All of this adds up to a version of the internet that looks vastly different from what we imagined it could be. Even if the majority of TikTok’s users weren’t big open internet-heads, the widespread mourning on the platform this week speaks to the sense of betrayal inherent in being a user of these platforms. Yes, TikTok is stupid and annoying and a cultural shorthand for vapidity, and it’s also the place where the majority of young people have gathered on the internet for the last five years.
It’s still unclear whether TikTok will actually go dark next week. Even if efforts to delay the ban are successful, what is clear is that the moment we have existed within for the last five years, the one where TikTok represented potential and where a certain tomorrow existed on the app, is over.
I’ve got my money on the most depressing, least climactic ending for this story: rather than shut off at the stroke of midnight on January 19, the lights will stay on, but users won’t be able to download updates from the app store. It will decay on phones like a low-resolution digital photo, and eventually become useless and meaningless.

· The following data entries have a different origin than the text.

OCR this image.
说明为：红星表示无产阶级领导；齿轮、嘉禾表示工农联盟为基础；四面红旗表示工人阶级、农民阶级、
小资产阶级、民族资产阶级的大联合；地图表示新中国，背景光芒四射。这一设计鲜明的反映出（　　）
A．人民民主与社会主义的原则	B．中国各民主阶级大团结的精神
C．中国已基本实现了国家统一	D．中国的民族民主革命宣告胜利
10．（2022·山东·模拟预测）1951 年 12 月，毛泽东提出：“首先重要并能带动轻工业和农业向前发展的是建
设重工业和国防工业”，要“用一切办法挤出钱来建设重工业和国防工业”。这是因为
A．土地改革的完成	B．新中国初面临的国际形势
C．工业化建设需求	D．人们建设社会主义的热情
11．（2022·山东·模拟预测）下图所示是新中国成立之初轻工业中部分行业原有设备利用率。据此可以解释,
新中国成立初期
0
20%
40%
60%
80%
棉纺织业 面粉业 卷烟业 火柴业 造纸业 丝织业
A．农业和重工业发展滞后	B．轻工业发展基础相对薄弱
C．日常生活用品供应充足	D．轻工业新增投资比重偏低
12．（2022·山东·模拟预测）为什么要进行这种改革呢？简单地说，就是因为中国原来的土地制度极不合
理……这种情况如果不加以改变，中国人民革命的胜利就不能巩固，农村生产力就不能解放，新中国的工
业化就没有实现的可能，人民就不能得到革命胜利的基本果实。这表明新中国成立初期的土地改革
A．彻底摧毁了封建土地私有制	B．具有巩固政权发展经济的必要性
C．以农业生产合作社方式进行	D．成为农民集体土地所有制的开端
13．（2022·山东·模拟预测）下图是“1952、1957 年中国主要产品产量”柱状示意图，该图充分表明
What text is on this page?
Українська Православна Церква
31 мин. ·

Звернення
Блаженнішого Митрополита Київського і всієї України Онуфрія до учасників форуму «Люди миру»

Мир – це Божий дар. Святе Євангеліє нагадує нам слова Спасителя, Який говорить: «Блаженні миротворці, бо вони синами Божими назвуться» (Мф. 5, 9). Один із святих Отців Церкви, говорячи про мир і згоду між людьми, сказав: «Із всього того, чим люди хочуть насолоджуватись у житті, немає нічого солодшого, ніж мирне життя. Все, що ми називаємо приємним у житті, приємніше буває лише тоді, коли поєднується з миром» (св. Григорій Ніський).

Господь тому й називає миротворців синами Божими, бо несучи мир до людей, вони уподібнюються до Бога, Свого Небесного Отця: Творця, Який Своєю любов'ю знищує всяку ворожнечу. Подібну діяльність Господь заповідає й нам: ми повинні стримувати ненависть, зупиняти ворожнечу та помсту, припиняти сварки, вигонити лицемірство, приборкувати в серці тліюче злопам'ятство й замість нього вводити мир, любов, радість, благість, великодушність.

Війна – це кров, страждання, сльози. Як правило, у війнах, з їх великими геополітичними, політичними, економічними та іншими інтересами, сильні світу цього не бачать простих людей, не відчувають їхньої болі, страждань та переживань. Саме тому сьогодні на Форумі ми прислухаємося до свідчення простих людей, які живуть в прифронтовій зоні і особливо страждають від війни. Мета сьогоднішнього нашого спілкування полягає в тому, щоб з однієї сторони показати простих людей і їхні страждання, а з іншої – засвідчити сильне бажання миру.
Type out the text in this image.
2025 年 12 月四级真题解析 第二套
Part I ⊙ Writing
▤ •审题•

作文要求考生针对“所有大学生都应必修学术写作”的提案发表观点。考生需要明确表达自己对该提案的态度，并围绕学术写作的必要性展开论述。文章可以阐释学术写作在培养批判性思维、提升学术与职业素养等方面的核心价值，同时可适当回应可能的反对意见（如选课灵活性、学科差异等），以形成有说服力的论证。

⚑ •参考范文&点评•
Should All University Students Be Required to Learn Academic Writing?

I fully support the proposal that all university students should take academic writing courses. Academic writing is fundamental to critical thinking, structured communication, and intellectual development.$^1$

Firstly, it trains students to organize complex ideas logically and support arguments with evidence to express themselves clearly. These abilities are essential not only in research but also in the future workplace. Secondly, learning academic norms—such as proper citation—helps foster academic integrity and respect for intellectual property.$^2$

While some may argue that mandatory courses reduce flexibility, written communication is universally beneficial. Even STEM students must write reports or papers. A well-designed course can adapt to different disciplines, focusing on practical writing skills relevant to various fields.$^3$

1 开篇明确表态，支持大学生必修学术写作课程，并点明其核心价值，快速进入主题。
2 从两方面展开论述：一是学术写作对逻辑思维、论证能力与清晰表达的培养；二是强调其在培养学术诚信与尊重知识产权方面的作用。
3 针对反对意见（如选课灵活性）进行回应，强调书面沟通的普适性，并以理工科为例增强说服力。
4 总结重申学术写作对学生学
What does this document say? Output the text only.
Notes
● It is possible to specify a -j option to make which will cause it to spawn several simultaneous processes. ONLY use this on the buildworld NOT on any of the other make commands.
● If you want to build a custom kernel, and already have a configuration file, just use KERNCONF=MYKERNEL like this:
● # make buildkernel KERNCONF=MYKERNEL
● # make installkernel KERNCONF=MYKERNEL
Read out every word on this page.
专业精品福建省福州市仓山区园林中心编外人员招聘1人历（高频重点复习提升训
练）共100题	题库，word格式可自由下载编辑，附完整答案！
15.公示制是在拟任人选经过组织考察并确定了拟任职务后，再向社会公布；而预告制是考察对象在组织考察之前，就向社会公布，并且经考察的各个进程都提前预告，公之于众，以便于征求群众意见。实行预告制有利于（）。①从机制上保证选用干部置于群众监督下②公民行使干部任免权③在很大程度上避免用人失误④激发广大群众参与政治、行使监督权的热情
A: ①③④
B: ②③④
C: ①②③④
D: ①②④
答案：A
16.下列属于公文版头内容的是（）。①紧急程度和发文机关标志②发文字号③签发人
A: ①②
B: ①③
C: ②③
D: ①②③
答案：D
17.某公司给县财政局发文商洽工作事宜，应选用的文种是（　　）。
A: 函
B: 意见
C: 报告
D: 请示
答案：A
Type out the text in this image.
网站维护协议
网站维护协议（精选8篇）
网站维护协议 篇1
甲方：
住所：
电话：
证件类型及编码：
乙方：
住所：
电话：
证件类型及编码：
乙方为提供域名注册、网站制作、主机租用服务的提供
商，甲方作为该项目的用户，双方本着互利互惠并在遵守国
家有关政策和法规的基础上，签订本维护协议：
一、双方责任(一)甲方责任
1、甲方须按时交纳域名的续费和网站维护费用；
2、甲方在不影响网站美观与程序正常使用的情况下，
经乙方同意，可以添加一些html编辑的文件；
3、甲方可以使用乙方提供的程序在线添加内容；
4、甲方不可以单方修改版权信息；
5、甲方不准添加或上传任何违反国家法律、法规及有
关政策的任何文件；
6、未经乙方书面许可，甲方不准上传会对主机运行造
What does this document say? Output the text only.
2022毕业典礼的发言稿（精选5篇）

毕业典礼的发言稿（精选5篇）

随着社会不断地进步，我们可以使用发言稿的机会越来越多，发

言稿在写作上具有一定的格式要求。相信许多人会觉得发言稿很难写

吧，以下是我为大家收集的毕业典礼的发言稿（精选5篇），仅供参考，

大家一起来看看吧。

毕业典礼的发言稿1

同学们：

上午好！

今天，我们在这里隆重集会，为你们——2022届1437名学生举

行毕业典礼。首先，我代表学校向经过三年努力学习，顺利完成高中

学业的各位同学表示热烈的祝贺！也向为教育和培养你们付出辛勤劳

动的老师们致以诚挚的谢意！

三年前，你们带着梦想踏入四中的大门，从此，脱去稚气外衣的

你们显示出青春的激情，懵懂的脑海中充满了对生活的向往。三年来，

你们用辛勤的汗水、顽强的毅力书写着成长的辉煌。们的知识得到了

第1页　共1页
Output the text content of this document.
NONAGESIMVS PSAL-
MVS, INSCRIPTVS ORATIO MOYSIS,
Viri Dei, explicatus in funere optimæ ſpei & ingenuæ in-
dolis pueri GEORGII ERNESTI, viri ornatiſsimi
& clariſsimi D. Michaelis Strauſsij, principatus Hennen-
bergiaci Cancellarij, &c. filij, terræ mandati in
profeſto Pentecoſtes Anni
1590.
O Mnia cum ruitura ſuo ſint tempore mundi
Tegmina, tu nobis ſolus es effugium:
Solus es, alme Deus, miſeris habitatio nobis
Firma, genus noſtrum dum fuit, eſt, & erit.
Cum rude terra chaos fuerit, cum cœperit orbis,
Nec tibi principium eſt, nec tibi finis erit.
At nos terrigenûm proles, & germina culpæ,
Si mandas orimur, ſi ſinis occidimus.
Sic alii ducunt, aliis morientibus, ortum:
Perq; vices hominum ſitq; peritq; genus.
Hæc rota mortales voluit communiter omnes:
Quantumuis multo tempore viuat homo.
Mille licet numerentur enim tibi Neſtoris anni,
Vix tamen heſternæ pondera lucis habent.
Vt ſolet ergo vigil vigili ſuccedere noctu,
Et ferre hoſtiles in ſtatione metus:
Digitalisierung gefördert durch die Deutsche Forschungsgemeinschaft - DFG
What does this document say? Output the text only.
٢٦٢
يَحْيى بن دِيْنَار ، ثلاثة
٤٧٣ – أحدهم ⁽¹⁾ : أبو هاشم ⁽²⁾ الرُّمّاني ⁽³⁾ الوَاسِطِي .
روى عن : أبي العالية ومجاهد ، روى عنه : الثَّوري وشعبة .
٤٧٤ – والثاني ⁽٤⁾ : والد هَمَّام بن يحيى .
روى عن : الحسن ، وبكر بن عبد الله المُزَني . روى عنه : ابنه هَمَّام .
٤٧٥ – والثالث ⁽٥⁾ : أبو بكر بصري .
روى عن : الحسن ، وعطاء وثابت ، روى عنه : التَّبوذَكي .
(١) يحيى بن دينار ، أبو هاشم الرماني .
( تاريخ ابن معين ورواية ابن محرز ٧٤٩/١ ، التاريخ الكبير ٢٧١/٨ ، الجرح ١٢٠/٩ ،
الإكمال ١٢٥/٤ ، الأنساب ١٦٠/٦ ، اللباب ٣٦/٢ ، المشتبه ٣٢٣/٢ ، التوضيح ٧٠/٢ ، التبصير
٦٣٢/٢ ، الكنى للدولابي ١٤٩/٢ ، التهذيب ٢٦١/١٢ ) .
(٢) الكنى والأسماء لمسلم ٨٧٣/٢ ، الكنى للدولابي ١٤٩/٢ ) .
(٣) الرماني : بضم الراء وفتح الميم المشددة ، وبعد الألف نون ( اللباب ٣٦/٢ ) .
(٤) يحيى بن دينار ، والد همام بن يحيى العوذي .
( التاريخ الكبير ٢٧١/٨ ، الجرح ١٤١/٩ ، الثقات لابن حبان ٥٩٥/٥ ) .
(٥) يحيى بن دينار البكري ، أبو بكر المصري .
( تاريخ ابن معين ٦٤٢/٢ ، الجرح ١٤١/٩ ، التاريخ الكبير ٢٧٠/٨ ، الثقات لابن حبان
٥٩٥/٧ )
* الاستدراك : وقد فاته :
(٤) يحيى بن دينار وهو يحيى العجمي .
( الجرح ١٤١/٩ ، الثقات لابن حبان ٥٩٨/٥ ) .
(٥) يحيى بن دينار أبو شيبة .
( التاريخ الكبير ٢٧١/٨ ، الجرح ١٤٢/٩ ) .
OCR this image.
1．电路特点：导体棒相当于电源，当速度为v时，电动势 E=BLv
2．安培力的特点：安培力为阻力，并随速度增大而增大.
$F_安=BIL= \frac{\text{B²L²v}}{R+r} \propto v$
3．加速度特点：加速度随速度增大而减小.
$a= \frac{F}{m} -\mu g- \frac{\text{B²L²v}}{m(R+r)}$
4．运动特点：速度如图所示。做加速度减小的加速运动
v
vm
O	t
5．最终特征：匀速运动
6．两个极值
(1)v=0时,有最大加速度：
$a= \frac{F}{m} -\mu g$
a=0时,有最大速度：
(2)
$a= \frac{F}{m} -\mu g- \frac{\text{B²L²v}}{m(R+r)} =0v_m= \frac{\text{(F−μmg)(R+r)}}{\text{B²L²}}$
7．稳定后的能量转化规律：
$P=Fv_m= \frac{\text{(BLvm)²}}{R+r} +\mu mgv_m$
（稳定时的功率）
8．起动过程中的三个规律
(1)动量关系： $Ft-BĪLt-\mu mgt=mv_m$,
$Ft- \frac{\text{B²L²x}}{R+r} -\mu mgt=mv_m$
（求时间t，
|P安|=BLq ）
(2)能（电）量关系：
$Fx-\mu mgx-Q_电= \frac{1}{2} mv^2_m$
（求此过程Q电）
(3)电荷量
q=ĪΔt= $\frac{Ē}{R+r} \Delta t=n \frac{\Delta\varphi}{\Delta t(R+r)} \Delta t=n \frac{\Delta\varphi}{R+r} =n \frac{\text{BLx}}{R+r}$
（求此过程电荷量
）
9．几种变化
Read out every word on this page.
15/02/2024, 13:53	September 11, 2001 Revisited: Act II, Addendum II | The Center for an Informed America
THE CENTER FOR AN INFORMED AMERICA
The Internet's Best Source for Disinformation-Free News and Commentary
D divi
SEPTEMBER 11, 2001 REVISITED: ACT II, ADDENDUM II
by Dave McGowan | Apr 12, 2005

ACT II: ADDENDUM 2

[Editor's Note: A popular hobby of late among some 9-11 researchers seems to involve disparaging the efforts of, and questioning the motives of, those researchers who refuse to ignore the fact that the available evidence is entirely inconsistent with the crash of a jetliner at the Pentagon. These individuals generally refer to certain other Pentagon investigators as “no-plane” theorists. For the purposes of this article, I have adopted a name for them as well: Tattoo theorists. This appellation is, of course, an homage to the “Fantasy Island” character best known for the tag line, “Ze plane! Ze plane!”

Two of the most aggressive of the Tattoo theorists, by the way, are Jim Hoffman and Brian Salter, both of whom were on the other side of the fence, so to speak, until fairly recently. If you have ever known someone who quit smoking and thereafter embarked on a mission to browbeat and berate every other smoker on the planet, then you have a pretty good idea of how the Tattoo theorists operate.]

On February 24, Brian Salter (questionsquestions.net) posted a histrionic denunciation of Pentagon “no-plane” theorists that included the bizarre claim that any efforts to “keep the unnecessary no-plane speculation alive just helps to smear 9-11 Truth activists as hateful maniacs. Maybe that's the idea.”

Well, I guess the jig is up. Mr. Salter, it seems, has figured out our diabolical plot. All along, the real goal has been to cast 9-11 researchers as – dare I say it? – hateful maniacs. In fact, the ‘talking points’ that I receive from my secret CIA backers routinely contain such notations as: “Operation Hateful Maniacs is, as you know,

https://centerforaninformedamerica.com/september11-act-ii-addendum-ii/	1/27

If it is indeed banned in the U.S., TikTok will be only the newest piece of evidence to pierce the illusion that the internet is forever. Scrolling through my feed of compilation videos and creator goodbyes, I feel a preemptive grief for this moment on the internet, even as I can acknowledge clearly that there is so much about it that is fucked. As TikTok has facilitated connection and expression for so many people, it’s also contributed to the rise of anti-intellectualism in this country, a casual misuse of critical theory vocabulary, and had absolutely destructive repercussions for attention spans and literacy across the American population.
My grief is for the naive optimism I used to feel when I created things on the internet and believed they expressed me more than they contributed to the bottom lines of billionaires with dubious relationships to truth and democracy. It’s grief for a version of the internet that might have been, but isn’t, and never will be.